In the end, Argentina negotiated with its creditor groups and a consensus was reached. It was agreed that Argentina could ‘re-designate’ if EITHER bondholders were given 5 days’ notice to withdraw their bond tenders once they were told which series of bonds were to be excluded OR if a majority of 66 and 2/3% of the initial voting pool approved the use of this strategy (rather than the reduced threshold of 50% for ‘Non-Reserved’ matters). ‘Pacman’ was then agreed to be utilised only if its use was approved by a 75% majority of the initial pool of bonds AND the subsequent offer had terms that are ‘Uniformly Applicable’ to all bonds in the new pool. If Argentina could not get this 75% majority, there would be a ban of 36 months on the use of the ‘Pacman’ strategy.

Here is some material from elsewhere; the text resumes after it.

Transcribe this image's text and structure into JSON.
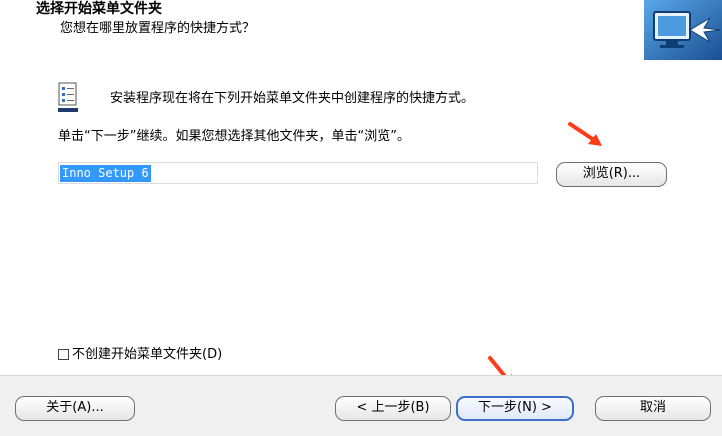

This most recent Argentinian sovereign bond restructuring can be said to have demonstrated that perhaps certain provisions in the ICMA model CACs might benefit from a redraft. The two provisions that ‘re-designation’ and ‘Pacman’ strategy to circumvent are the all-or-nothing condition of the two-tier modification method (i.e. if the sovereign cannot reach the 50% threshold in even a single series, then the entire restructuring fails) and the ‘finality’ condition. The ‘finality’ requirement is not present in the ICMA recommended language for bonds governed by English law and it does not seem readily apparent why the recommended provisions for bonds governed by New York law is more restrictive. Similarly, it is unclear why a single series of bonds in an ICMA model CAC two-tier modification method can potentially block an entire restructuring resolution where one of the main concerns of ICMA drafters was, in fact, the threat that minority holdouts can pose to a restructuring that has substantial majority backing. Until the ICMA drafters have a chance to review their recommended CACs, the available tools that are at a sovereign’s disposal remain ‘re-designation’ and ‘Pacman’. Despite their controversial nature, the changes made to those strategies in the recent Argentinian and Ecuadorian workouts seem to have the approval (or at least the acquiescence) of the international bondholder community.